The culprit vessels of different infarct sites for 16 patients with LAA etiology.
| Site (n) | Affected vessels (n) | ||||
|---|---|---|---|---|---|
| Genu (3) | ACA-A1 (2) | ACA-A2 (1) | |||
| Body (2) | ACA-A1 (1) | PA (1) | |||
| Splenium (6) | PCA-P1 (3) | PCA-P2 (2) | ACA-A2 (1) | ||
| Mixed (5) | B-ACA-A1+ PCA-P1 (1) | B-ACA-A1+ BA (1) | B-ACA-A1 (1) | PCA-P2 (1) | ICA-C7 (1) |
ACA: anterior cerebral artery, PA: pericallosal artery, PCA: posterior cerebral artery, PPA: posterior pericallosal artery, BA: basilar artery, ICA: internal carotid artery, B: bilateral.

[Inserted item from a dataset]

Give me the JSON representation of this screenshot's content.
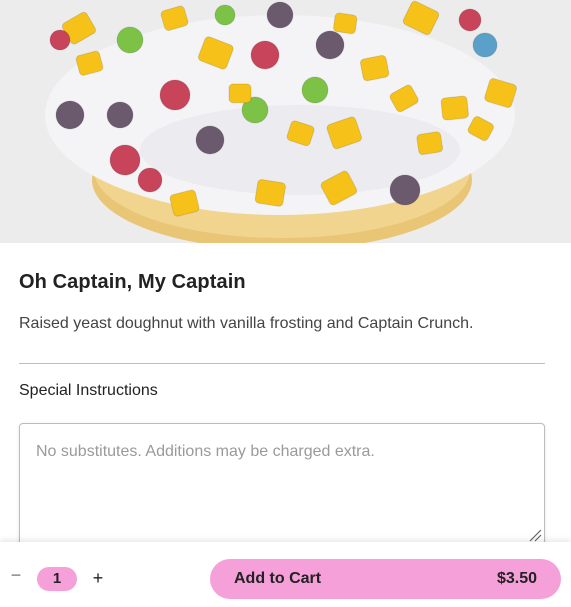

Figure 4Infarctions at different sites of the corpus callosum and their affected vessels. (a-d) Male, 69 years, left hemiparesis. Diffusion-weighted imaging (DWI) shows a new infarction of the right genu (a). Computed tomographic angiography (CTA) and digital subtraction angiography (DSA) reveal complete occlusion of the cavernous segment of the right internal carotid artery, collateral compensation from the left to the right anterior circulation via the anterior communicating artery, and severe stenosis of the A1 segment of right anterior cerebral artery (white arrow) (b-d). (e-f) Male, 75 years, right hemiplegia. DWI shows a new infarction of the left body (e). Magnetic resonance angiography (MRA) shows that the affected vessel is the severe stenotic pericallosal artery (white arrow) (f). (g-h) Female, 57 years, dizziness. DWI shows an isolated infarction of the right splenium (g). CTA shows that the P1 segment of right posterior cerebral artery has occluded (white arrow) (h).

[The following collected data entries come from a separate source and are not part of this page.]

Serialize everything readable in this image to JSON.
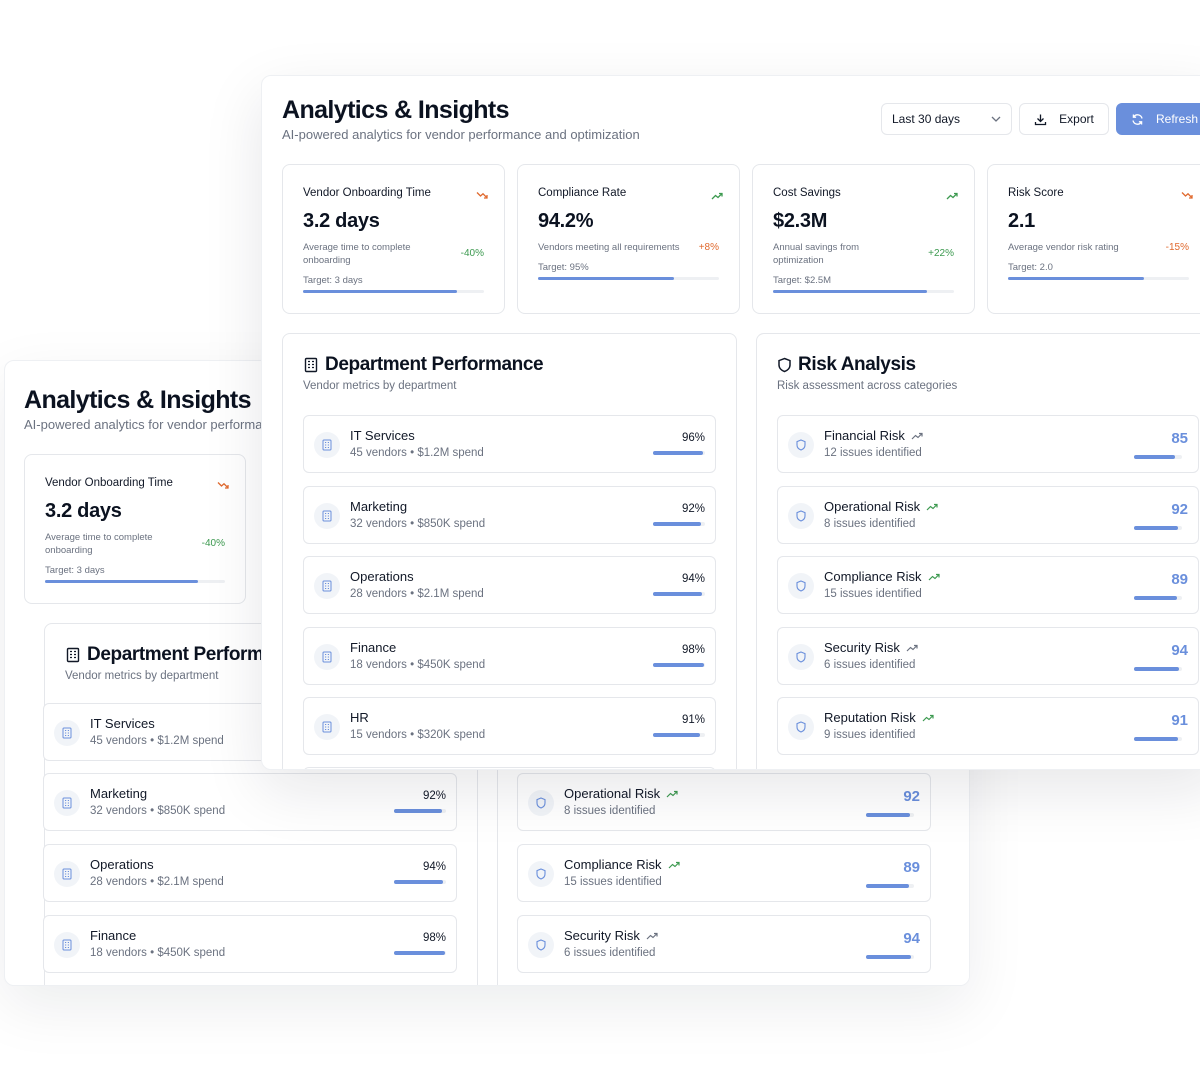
{
  "colors": {
    "accent": "#6a8fdc",
    "up": "#3d9a50",
    "down": "#e0692e",
    "muted": "#6b7280"
  },
  "header": {
    "title": "Analytics & Insights",
    "subtitle": "AI-powered analytics for vendor performance and optimization",
    "range_label": "Last 30 days",
    "export_label": "Export",
    "refresh_label": "Refresh"
  },
  "kpis": [
    {
      "title": "Vendor Onboarding Time",
      "trend": "down",
      "value": "3.2 days",
      "description": "Average time to complete onboarding",
      "change": "-40%",
      "change_color": "up",
      "target": "Target: 3 days",
      "progress": 0.85
    },
    {
      "title": "Compliance Rate",
      "trend": "up",
      "value": "94.2%",
      "description": "Vendors meeting all requirements",
      "change": "+8%",
      "change_color": "down",
      "target": "Target: 95%",
      "progress": 0.75
    },
    {
      "title": "Cost Savings",
      "trend": "up",
      "value": "$2.3M",
      "description": "Annual savings from optimization",
      "change": "+22%",
      "change_color": "up",
      "target": "Target: $2.5M",
      "progress": 0.85
    },
    {
      "title": "Risk Score",
      "trend": "down",
      "value": "2.1",
      "description": "Average vendor risk rating",
      "change": "-15%",
      "change_color": "down",
      "target": "Target: 2.0",
      "progress": 0.75
    }
  ],
  "departments": {
    "title": "Department Performance",
    "subtitle": "Vendor metrics by department",
    "items": [
      {
        "name": "IT Services",
        "meta": "45 vendors • $1.2M spend",
        "percent": "96%",
        "value": 0.96
      },
      {
        "name": "Marketing",
        "meta": "32 vendors • $850K spend",
        "percent": "92%",
        "value": 0.92
      },
      {
        "name": "Operations",
        "meta": "28 vendors • $2.1M spend",
        "percent": "94%",
        "value": 0.94
      },
      {
        "name": "Finance",
        "meta": "18 vendors • $450K spend",
        "percent": "98%",
        "value": 0.98
      },
      {
        "name": "HR",
        "meta": "15 vendors • $320K spend",
        "percent": "91%",
        "value": 0.91
      }
    ]
  },
  "risks": {
    "title": "Risk Analysis",
    "subtitle": "Risk assessment across categories",
    "items": [
      {
        "name": "Financial Risk",
        "meta": "12 issues identified",
        "score": "85",
        "value": 0.85
      },
      {
        "name": "Operational Risk",
        "meta": "8 issues identified",
        "score": "92",
        "value": 0.92
      },
      {
        "name": "Compliance Risk",
        "meta": "15 issues identified",
        "score": "89",
        "value": 0.89
      },
      {
        "name": "Security Risk",
        "meta": "6 issues identified",
        "score": "94",
        "value": 0.94
      },
      {
        "name": "Reputation Risk",
        "meta": "9 issues identified",
        "score": "91",
        "value": 0.91
      }
    ]
  }
}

Clinical and imaging features of three patients with diffuse callosal infarction.
| Age/sex/side | Manifestations | Cerebrovascular lesions | Etiology | Follow-up |
|---|---|---|---|---|
| M/62/B | Hemiplegia, aphasia | O: R-ACA-A1; | LAA | mRS = 3 |
| S:L-ACA-A1, BA; | ||||
| M: B-MCA-M1 | ||||
| M/38/B | AHS | O: R-MCA-M1; | MD | RS (R-AC) |
| S:B-ICA-C7, B-ACA-A1; | ||||
| M:L-MCA-M1; | ||||
| Moyamoya vessels | ||||
| F/57/R | AHS, aphasia | O: L-ACA-A1, L-ICA-C1; | LAA | RS (R-AC) |
| S:R-ACA-A1,L-PCA-P1,L-VA-V1; | ||||
| M: L-MCA-M1 |
B: bilateral, R: right, L: left, AHS: alien hand syndrome, O: occlusion, S: severe stenosis, M: moderate stenosis, ACA: anterior cerebral artery, BA: basilar artery, MCA: middle cerebral artery, ICA: internal carotid artery, PCA: posterior cerebral artery, VA: vertebral artery, LAA: large artery atherosclerosis, MD: Moyamoya disease, mRS: modified Rankin Scale, RS: stroke recurrence, AC: anterior circulation.

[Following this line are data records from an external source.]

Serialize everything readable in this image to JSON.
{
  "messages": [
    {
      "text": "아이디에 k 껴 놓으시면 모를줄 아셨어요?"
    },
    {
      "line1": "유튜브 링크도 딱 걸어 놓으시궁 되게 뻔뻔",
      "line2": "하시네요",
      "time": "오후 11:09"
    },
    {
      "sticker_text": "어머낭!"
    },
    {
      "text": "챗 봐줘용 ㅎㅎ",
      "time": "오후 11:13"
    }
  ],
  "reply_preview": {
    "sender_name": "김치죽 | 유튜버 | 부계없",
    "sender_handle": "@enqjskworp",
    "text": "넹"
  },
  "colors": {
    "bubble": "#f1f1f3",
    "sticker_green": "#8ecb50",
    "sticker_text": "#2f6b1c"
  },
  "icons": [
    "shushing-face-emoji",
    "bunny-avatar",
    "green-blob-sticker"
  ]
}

Comparison of the possible related factors between good and poor prognosis.
| Good prognosis (mRS=1-2) | Poor prognosis (mRS >2 or adverse event) | P | |
|---|---|---|---|
| Multiple cerebrovascular stenosis | 31.8% (7) | 31.8% (7) | 0.012 |
| Diffuse/large infraction | 18.2% (4) | 75.0% (6) | 0.007 |
| NIHSS ≥6 at admission | 13.6% (3) | 50.0% (4) | 0.060 |
| Hypertension | 68.2% (15) | 87.5% (7) | 0.391 |
| Diabetes | 36.4% (8) | 87.5% (7) | 0.035 |
| Hyperlipidemia | 27.3% (6) | 50.0% (4) | 0.384 |
| Hyperhomocysteinemia | 13.6% (3) | 37.5% (3) | 0.300 |
| History of stroke | 22.7% (5) | 50.0% (4) | 0.195 |
| Coronary artery disease | 13.6% (3) | 25.0% (2) | 0.589 |
| Atrial fibrillation | 9.1% (2) | 12.5% (1) | 1.000 |
| Smoking | 18.2% (4) | 37.5% (3) | 0.345 |
| Alcoholism | 18.2% (4) | 25.0% (2) | 0.645 |
| Family history of vascular diseases | 18.2% (4) | 25.0% (2) | 0.645 |
| ≥3 risk factors | 54.5% (12) | 87.5% (7) | 0.199 |
Multiple cerebrovascular stenosis: ≥3 large cranial vessels with at least moderate stenosis.